Originally, it was only supposed to remain black and white for this publication. Later, in 2009, we did decide on a portfolio with color prints after all.

Big cut.

“Are they allowed to do that?” Asked again. The beautiful and the horrible in one breath?
I do that all the time. My brain does. Everything exists side by side and fights for attention.
Right now, I’m finding it a bit difficult. I would like to write more about how happy we were that Anna Planas and Fanny Escoulen invited us to curate the Aperture/Paris Photo evening at Silencio. With our film, which was shown in the club’s cinema.
Edited scenes from places we had been but had not photographed. Over two hours. Thanks to Katja’s patience. Axel Ganz, an eager participant in the Festival of the Retold Film, contributed a composition. After Bernard Herrmann. On his harmonium.
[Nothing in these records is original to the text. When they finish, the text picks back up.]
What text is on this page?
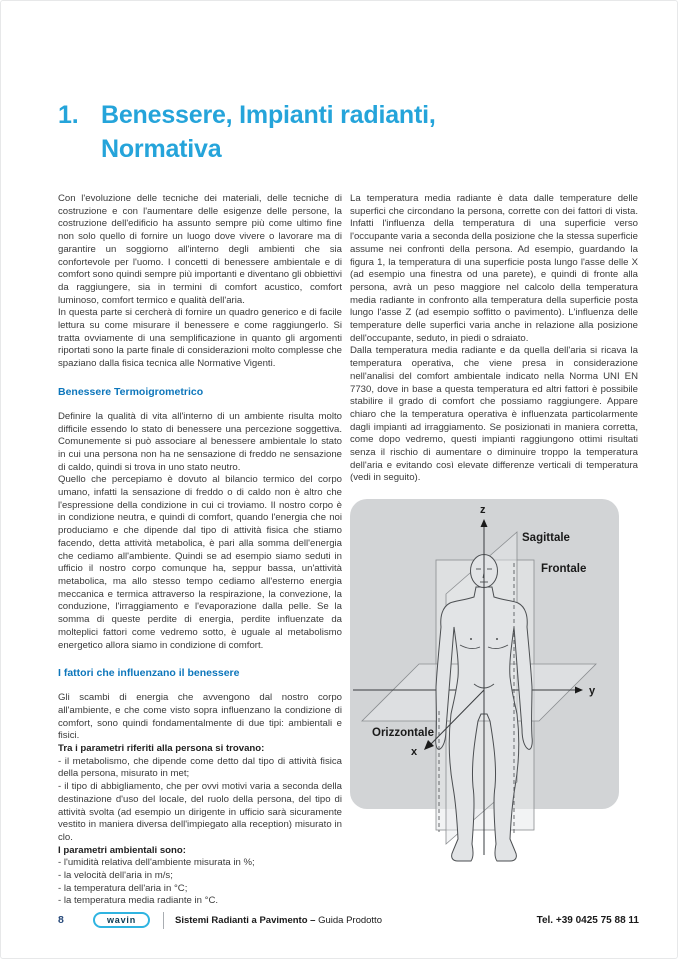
1. Benessere, Impianti radianti,
Normativa

Con l'evoluzione delle tecniche dei materiali, delle tecniche di costruzione e con l'aumentare delle esigenze delle persone, la costruzione dell'edificio ha assunto sempre più come ultimo fine non solo quello di fornire un luogo dove vivere o lavorare ma di garantire un soggiorno all'interno degli ambienti che sia confortevole per l'uomo. I concetti di benessere ambientale e di comfort sono quindi sempre più importanti e diventano gli obbiettivi da raggiungere, sia in termini di comfort acustico, comfort luminoso, comfort termico e qualità dell'aria.

In questa parte si cercherà di fornire un quadro generico e di facile lettura su come misurare il benessere e come raggiungerlo. Si tratta ovviamente di una semplificazione in quanto gli argomenti riportati sono la parte finale di considerazioni molto complesse che spaziano dalla fisica tecnica alle Normative Vigenti.

Benessere Termoigrometrico

Definire la qualità di vita all'interno di un ambiente risulta molto difficile essendo lo stato di benessere una percezione soggettiva. Comunemente si può associare al benessere ambientale lo stato in cui una persona non ha ne sensazione di freddo ne sensazione di caldo, quindi si trova in uno stato neutro.

Quello che percepiamo è dovuto al bilancio termico del corpo umano, infatti la sensazione di freddo o di caldo non è altro che l'espressione della condizione in cui ci troviamo. Il nostro corpo è in condizione neutra, e quindi di comfort, quando l'energia che noi produciamo e che dipende dal tipo di attività fisica che stiamo facendo, detta attività metabolica, è pari alla somma dell'energia che cediamo all'ambiente. Quindi se ad esempio siamo seduti in ufficio il nostro corpo comunque ha, seppur bassa, un'attività metabolica, ma allo stesso tempo cediamo all'esterno energia meccanica e termica attraverso la respirazione, la convezione, la conduzione, l'irraggiamento e l'evaporazione dalla pelle. Se la somma di queste perdite di energia, perdite influenzate da molteplici fattori come vedremo sotto, è uguale al metabolismo energetico allora siamo in condizione di comfort.

I fattori che influenzano il benessere

Gli scambi di energia che avvengono dal nostro corpo all'ambiente, e che come visto sopra influenzano la condizione di comfort, sono quindi fondamentalmente di due tipi: ambientali e fisici.

Tra i parametri riferiti alla persona si trovano:

- il metabolismo, che dipende come detto dal tipo di attività fisica della persona, misurato in met;

- il tipo di abbigliamento, che per ovvi motivi varia a seconda della destinazione d'uso del locale, del ruolo della persona, del tipo di attività svolta (ad esempio un dirigente in ufficio sarà sicuramente vestito in maniera diversa dell'impiegato alla reception) misurato in clo.

I parametri ambientali sono:

- l'umidità relativa dell'ambiente misurata in %;

- la velocità dell'aria in m/s;

- la temperatura dell'aria in °C;

- la temperatura media radiante in °C.

La temperatura media radiante è data dalle temperature delle superfici che circondano la persona, corrette con dei fattori di vista. Infatti l'influenza della temperatura di una superficie verso l'occupante varia a seconda della posizione che la stessa superficie assume nei confronti della persona. Ad esempio, guardando la figura 1, la temperatura di una superficie posta lungo l'asse delle X (ad esempio una finestra od una parete), e quindi di fronte alla persona, avrà un peso maggiore nel calcolo della temperatura media radiante in confronto alla temperatura della superficie posta lungo l'asse Z (ad esempio soffitto o pavimento). L'influenza delle temperature delle superfici varia anche in relazione alla posizione dell'occupante, seduto, in piedi o sdraiato.

Dalla temperatura media radiante e da quella dell'aria si ricava la temperatura operativa, che viene presa in considerazione nell'analisi del comfort ambientale indicato nella Norma UNI EN 7730, dove in base a questa temperatura ed altri fattori è possibile stabilire il grado di comfort che possiamo raggiungere. Appare chiaro che la temperatura operativa è influenzata particolarmente dagli impianti ad irraggiamento. Se posizionati in maniera corretta, come dopo vedremo, questi impianti raggiungono ottimi risultati senza il rischio di aumentare o diminuire troppo la temperatura dell'aria e evitando così elevate differenze verticali di temperatura (vedi in seguito).

z
y
x
Sagittale
Frontale
Orizzontale
8	wavin	Sistemi Radianti a Pavimento – Guida Prodotto	Tel. +39 0425 75 88 11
Thank you, Axel.
For the occasion, a new edition of O.i.F.
Six floors beneath Paris.
Thomas Klein a.k.a. Sølyst followed our invitation to play a concert. Thank you, Thomas. We were looking forward to it.
Instead of more people arriving, some leave the club again. Look at their phones. Are somewhere else. An unusual situation.
Paris, David Lynch, photography, O.i.F., this evening of November 13, 2015 — somehow it all belongs together now. And it changed us. Like so many.

We still have one copy of the red first edition #20b. It is #32/35, published with a C-print on Kodak Endura, printed by me at the time for the exhibition “Frau Böhm – Our Film” at the Goethe-Institut Rotterdam in 2004 during the film festival. The motif is the Vagabond Inn. That’s where Thelma and Louise picked up Brad Pitt.
The bleached-blond Takeshi Kitano as “Zatoichi” was sitting right in front of us.